A basic principle in any value chain is that the more we increase the capacity utilization throughout the value chain, the more production issues and challenges will arise either within a system or between multiple systems. The ideal trade-off is to maximize capacity utilization with minimal system disruptions.

Four value chain management strategies

Centralized approach

If we centralize the necessary data, have perfect forecasts, and orchestrate everything under a single point of control, we would have maximum capacity utilization with minimal production issues.

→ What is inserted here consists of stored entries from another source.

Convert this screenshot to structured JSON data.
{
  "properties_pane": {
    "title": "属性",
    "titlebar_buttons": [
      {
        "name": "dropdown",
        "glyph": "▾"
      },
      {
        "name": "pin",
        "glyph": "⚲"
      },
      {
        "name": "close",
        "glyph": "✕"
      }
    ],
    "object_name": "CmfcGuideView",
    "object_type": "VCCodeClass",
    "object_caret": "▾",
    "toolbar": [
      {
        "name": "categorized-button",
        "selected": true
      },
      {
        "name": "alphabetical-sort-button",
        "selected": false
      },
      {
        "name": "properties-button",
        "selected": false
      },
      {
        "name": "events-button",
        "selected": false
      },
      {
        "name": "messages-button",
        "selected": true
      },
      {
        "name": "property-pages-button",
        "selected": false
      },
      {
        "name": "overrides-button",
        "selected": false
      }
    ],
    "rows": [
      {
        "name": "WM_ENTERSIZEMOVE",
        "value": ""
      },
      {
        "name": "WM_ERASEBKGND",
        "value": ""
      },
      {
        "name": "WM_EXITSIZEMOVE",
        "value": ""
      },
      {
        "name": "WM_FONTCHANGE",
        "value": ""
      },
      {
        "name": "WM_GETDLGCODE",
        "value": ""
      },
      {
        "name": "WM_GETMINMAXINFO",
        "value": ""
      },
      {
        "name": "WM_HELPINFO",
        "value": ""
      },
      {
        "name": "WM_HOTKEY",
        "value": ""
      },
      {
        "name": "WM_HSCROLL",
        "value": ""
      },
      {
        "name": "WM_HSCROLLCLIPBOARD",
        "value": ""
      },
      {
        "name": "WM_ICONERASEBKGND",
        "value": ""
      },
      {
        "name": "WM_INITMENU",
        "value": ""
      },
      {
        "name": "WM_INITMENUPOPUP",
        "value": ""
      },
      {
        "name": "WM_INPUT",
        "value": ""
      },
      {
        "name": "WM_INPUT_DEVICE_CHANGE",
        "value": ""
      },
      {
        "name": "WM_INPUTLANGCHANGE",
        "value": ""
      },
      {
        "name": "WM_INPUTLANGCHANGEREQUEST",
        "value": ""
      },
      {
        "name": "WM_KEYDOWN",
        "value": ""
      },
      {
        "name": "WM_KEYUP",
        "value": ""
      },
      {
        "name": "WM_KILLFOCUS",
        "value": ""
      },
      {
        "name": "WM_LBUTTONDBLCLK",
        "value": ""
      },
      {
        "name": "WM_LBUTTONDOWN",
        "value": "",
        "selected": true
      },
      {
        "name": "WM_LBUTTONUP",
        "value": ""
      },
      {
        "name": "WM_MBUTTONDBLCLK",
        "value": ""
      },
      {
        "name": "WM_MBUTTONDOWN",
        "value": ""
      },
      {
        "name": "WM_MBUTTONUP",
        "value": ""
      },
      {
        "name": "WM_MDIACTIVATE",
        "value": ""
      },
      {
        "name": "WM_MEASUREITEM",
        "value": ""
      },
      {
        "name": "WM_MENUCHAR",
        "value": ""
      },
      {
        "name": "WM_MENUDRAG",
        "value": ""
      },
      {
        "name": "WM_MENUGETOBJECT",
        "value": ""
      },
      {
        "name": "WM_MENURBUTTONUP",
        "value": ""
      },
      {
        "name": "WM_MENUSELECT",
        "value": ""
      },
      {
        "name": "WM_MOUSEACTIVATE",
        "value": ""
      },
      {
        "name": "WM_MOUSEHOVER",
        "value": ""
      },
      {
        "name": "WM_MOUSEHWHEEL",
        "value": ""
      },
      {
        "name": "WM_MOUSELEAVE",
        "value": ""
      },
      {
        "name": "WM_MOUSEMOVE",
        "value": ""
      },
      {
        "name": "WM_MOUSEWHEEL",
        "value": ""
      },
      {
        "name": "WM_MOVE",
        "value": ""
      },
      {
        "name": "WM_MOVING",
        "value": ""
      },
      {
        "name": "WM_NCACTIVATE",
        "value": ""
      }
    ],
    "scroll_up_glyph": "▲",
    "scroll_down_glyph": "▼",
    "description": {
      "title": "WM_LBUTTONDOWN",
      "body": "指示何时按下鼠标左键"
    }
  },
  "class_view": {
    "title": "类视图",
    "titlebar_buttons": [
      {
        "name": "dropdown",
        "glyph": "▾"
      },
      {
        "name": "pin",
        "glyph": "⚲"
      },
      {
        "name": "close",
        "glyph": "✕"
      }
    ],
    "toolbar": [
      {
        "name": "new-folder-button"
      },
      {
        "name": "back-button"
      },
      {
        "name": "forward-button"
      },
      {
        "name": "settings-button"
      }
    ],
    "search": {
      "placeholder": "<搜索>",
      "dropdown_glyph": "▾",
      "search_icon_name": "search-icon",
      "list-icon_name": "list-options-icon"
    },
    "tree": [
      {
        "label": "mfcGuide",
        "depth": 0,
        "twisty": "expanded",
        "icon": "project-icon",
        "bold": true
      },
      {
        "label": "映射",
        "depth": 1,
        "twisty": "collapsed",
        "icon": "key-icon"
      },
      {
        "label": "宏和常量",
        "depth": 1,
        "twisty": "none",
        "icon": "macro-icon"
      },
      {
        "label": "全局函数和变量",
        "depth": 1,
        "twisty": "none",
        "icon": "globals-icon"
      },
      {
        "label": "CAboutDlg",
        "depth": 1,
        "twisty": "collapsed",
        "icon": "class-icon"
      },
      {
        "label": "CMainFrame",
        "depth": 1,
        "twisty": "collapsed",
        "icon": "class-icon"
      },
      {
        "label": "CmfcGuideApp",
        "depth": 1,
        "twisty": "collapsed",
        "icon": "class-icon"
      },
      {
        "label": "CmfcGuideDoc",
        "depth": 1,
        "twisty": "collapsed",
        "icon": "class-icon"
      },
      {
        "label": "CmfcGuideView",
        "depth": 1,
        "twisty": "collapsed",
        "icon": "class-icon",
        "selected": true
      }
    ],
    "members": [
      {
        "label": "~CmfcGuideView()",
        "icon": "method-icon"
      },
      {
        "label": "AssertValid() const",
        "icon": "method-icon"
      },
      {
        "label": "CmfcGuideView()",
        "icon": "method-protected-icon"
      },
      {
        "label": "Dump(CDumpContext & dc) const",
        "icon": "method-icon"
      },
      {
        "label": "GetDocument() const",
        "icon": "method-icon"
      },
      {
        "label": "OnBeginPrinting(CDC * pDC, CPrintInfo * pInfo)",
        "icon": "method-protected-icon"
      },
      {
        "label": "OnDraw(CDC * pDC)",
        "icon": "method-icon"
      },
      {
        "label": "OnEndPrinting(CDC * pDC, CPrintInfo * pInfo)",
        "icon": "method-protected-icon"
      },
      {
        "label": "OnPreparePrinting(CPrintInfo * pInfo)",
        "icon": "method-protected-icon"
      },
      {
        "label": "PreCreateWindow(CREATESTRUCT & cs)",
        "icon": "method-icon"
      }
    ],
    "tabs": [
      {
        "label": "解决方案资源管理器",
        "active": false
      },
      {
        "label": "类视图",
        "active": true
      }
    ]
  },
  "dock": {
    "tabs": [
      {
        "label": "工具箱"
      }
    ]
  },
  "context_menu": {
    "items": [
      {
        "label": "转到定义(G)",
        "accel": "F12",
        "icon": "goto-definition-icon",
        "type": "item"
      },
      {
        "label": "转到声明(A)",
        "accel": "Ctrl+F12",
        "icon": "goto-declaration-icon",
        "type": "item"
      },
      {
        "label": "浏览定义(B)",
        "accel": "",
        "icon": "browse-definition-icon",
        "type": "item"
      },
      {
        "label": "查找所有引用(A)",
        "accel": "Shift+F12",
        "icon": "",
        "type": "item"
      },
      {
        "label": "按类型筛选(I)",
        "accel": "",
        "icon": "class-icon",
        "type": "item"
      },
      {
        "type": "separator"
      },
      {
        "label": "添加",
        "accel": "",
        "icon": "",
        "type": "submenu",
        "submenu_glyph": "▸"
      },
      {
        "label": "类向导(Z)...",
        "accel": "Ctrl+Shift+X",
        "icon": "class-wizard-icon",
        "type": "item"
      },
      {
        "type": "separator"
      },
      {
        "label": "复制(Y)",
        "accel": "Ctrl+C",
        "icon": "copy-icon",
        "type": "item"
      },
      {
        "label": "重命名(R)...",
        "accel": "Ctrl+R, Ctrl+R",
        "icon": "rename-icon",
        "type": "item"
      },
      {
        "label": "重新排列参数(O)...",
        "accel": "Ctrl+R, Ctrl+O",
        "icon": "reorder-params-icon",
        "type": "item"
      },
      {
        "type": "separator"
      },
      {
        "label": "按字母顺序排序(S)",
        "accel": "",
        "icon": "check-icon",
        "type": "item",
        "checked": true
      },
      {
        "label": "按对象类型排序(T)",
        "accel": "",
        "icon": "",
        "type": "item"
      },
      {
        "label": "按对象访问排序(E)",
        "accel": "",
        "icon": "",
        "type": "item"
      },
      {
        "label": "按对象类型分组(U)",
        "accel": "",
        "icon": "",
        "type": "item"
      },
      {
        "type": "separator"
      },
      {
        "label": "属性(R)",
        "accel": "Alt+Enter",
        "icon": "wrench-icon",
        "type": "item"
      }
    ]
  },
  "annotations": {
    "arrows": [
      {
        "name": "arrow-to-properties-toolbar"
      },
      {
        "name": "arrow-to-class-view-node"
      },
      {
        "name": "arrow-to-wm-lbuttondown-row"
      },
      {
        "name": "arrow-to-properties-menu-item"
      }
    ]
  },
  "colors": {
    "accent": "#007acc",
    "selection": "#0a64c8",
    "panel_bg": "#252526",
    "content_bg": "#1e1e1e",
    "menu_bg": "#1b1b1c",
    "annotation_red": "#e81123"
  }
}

However, while centralization might be mathematically ideal in theory, it’s not realistic—it lacks key aspects to sustainable long-term solutions for companies, such as ease of knowledge transfer, maintainability of the models and IT infrastructure, and individual stakeholder ownership and support.

Competitive approach

At the other end of the spectrum is where every subsystem is managed independently and where each team works to maximize their individual metrics which sometimes conflict with each other. Optimization efforts in a subsystem can unknowingly be detrimental to other areas of the value chain because there’s no coordination—which could have serious safety or financial consequences.

Collaborative approach

Like a competitive approach, stakeholders in a collaborative setting will act independently, driven by their own performance indicators, but will interact to reach a consensus. This interaction allows for a dynamic readjustment of actual operation levels between stakeholders, yet it retains a narrow view of the value chain process.

Coordinated approach

The adoption of a coordinated decision-making strategy enables stakeholders to maintain subsystem ownership while capturing key complexities of the integrated system when decisions are made. For this approach to be successful, stakeholders from different areas are guided by a central entity that sets global and comprehensive key performance indicators for the entire value chain. This will allow the system to dynamically adjust targets as requirements evolve or obstacles arise anywhere along the value chain—minimizing the occurrence and impact of disruptions. Because the system doesn’t consider every detail, it makes decisions more quickly and efficiently. It will also:

  • increase the ability to respond to changing market conditions;
  • maximize overall value chain capacity;
  • boost customer satisfaction;
  • reduce time-consuming communication iterations between stakeholders; and
  • increase employee morale and engagement.

By combining state-of-the-art Process Systems Engineering with Operations Research technology, the path to business growth is both accessible and achievable. The company, as a whole, will benefit from more consistent decision-making that captures optimization benefits on an ongoing basis.